Mon père, soldat de 14-18
de Christophe Malavoy

critiqué par JulesRomans, le 21 avril 2014
(Nantes - 66 ans)


La note:  étoiles
Plus didactique en matière de fiction, tu meurs touché au front ... de mal à la tête
L’action débute en l’été 1914 et le héros avec son père, ses deux frères et sa sœur sont en vacances chez les grands-parents. On ignore la profession du père mais il l’exerçait à Paris où la famille retourne. On suit toutes les péripéties du conflit et le peu d’intrigue est bâti autour de la chronologie de la Grande Guerre.

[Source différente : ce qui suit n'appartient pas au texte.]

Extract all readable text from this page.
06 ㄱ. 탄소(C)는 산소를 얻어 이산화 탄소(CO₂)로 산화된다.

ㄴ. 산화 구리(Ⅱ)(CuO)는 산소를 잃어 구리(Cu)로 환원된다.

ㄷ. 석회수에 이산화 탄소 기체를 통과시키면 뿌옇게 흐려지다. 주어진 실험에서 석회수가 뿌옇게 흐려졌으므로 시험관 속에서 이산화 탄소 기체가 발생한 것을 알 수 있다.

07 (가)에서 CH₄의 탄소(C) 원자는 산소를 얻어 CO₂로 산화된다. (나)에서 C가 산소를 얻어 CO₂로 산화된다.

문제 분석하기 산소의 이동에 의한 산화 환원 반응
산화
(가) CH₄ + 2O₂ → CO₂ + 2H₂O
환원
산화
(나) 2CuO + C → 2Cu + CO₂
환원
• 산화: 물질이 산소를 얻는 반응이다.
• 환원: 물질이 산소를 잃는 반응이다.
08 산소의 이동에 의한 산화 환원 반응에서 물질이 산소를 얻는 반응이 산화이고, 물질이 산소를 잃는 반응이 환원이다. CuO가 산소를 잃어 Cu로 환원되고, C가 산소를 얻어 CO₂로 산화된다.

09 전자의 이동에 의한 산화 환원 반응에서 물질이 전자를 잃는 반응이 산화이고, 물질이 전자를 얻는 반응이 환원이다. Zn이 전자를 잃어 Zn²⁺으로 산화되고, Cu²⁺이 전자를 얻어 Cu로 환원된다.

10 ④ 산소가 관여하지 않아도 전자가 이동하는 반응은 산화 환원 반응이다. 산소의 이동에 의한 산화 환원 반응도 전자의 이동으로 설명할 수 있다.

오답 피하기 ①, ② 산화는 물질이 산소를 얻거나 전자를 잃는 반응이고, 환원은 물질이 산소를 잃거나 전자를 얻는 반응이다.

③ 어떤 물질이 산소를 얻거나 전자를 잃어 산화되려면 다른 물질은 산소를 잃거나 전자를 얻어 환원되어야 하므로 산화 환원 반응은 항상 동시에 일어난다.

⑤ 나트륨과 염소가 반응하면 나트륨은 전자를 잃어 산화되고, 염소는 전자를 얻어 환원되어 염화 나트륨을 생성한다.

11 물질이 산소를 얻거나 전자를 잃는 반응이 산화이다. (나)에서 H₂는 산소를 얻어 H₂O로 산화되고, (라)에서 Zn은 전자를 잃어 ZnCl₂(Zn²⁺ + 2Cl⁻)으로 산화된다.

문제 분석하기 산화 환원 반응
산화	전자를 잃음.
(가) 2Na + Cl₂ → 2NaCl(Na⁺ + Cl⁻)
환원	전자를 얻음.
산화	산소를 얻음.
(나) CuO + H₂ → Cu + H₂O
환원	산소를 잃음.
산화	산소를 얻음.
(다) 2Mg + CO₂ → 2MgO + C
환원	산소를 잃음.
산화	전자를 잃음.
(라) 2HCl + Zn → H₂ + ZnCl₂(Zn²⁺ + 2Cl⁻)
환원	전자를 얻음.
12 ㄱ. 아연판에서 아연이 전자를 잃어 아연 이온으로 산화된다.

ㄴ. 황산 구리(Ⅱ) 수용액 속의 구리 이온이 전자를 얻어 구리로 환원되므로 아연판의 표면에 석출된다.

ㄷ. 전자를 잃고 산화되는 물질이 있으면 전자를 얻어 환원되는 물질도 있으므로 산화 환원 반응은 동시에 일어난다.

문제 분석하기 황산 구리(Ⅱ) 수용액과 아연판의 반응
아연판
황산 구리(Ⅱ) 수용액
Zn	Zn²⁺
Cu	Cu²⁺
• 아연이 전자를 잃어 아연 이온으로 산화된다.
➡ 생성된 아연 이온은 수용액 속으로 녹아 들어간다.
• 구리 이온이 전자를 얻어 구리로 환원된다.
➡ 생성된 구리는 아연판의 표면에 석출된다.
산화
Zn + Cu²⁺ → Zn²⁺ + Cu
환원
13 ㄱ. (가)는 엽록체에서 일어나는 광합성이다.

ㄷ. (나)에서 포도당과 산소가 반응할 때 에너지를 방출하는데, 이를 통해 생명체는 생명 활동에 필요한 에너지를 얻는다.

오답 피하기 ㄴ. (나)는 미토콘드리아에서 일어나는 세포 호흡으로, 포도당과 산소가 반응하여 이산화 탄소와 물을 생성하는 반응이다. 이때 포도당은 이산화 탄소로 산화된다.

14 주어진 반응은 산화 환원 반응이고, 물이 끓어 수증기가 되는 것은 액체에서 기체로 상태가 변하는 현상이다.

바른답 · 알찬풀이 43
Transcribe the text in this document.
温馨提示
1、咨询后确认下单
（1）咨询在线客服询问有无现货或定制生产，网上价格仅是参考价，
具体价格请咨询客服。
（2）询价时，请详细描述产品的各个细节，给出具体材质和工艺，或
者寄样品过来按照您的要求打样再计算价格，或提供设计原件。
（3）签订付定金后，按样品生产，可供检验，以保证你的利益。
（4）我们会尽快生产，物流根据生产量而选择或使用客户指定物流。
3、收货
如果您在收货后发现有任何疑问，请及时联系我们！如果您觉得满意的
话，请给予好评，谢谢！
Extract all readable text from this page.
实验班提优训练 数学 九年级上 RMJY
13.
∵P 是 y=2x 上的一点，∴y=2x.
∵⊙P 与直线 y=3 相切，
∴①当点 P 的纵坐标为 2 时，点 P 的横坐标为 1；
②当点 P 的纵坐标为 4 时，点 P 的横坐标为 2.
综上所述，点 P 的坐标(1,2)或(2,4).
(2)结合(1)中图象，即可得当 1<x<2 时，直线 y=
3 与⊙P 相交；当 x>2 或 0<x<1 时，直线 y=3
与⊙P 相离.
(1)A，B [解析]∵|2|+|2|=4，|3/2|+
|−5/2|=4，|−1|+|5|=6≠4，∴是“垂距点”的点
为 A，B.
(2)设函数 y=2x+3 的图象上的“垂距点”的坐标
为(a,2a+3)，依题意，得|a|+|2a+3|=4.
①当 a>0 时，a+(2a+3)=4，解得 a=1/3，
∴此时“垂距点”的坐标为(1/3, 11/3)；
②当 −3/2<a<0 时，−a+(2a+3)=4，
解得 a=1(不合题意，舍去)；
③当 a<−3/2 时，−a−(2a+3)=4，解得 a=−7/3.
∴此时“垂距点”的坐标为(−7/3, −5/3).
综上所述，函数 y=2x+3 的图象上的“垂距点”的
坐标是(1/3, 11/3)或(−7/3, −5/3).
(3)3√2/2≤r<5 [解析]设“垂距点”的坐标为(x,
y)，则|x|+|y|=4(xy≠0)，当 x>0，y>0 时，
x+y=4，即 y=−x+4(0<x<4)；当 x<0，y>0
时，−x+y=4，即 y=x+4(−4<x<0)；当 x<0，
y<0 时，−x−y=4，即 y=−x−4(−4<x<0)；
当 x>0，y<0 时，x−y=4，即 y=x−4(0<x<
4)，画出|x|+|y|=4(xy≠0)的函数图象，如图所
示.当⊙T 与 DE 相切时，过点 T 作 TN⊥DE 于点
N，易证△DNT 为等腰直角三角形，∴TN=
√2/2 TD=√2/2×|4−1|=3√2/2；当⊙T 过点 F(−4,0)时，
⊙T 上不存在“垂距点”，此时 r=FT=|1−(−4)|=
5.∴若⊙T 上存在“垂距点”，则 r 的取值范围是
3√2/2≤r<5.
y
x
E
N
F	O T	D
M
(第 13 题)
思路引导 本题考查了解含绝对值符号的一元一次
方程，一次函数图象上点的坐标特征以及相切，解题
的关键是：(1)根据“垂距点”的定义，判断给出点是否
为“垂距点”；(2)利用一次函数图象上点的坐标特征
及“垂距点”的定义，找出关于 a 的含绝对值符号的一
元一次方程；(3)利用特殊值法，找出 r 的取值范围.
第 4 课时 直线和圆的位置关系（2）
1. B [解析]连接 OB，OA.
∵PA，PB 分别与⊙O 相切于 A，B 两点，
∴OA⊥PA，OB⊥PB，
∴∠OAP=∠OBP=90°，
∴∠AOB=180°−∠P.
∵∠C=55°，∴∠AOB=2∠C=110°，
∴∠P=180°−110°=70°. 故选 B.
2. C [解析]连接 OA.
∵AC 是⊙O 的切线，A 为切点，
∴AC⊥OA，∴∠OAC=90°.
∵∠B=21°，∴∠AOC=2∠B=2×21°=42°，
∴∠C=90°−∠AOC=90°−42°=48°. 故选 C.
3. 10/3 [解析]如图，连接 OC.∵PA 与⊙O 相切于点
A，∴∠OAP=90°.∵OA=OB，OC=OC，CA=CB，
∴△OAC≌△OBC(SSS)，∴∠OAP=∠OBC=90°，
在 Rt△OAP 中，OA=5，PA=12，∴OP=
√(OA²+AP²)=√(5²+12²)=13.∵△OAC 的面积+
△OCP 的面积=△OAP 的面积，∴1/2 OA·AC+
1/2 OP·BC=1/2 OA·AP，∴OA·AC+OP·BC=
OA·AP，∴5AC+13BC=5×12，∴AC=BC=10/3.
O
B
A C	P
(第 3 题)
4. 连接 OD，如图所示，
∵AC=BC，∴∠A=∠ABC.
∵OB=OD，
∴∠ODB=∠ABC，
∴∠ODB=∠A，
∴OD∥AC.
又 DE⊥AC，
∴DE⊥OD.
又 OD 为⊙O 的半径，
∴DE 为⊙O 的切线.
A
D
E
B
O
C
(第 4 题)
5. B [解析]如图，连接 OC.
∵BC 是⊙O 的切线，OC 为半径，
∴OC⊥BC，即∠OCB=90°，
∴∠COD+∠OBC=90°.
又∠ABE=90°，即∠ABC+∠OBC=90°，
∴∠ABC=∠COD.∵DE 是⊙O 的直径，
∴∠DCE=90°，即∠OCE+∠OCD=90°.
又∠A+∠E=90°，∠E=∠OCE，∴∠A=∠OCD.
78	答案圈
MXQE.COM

Tout y est et même plus : évidemment la mère se fait embaucher au Val-de-Grâce où sont morts pas mal de poilus (je précise) et où sont soignés les blessés à la tête (dit le texte). Le côté didactique, qui n’a plus rien de pédagogique tant il est prégnant va essouffler le jeune lecteur. Au lieu de prendre des connaissances distillées au compte-goutte, il sautera allégrement le tout.

À cela vous rajoutez une connaissance qu’a l’enfant des idées et de la personne de Jaurès que rien ne justifie. Si l’auteur avait pris au moins la peine de faire du père un instituteur syndicaliste (ou un maçon libertaire de la CGT), le discours pacifiste qu’il plaque aurait été un peu moins artificiel. Le discours du narrateur, à savoir le jeune garçon, est le credo de l’auteur. Le héros ne risque pas de découvrir les idées pacifistes et l'action de Jaurès dans "L’Illustration" qui est citée, ni d’ailleurs dans "L’Humanité" des années de guerre mais par contre dans "Le Populaire" ou les bulletins du syndicat des instituteurs de la Seine.

Le contenu de la "Charte de la Liberté" proposé renvoie tout à la fois à une naïveté artificielle, à une maturité étonnante, à des côtés abscons et à de sensibles anachronismes. On le voit bien avec

« Article premier : les adultes sont irresponsables, donc dangereux. (…)

Article quatrième : nulle frontière ne peut entraver la liberté de circulation. Le mot "raciste" est supprimé du dictionnaire. (…)

Article onzième : l’éducation est la propriété de tous et la nature en est son principal fondement. »

Bref à un bourrage de crâne de l’époque au contenu qu’il désire ignorer, l’auteur choisit un autre bourrage de crâne dont il choisit le message avec un regard d'aujourd'hui. En matière de roman historique il est dans un excès d’événementiel (qui noie le jeune lecteur) et dans un manque de souffle historique (qui empêche l'enfant de saisir l’atmosphère de l’époque). Il est à noter que ce livre est paru, avec cette fois une illustration de Claude Cachin, sous le titre de "J’étais enfant pendant la guerre de 14-18". Les images de Hubert Van Rie font penser à des papiers découpés noirs, elles ponctuent l'ouvrage de façon intéressante en apportant une impression émouvante sur le vécu des poilus.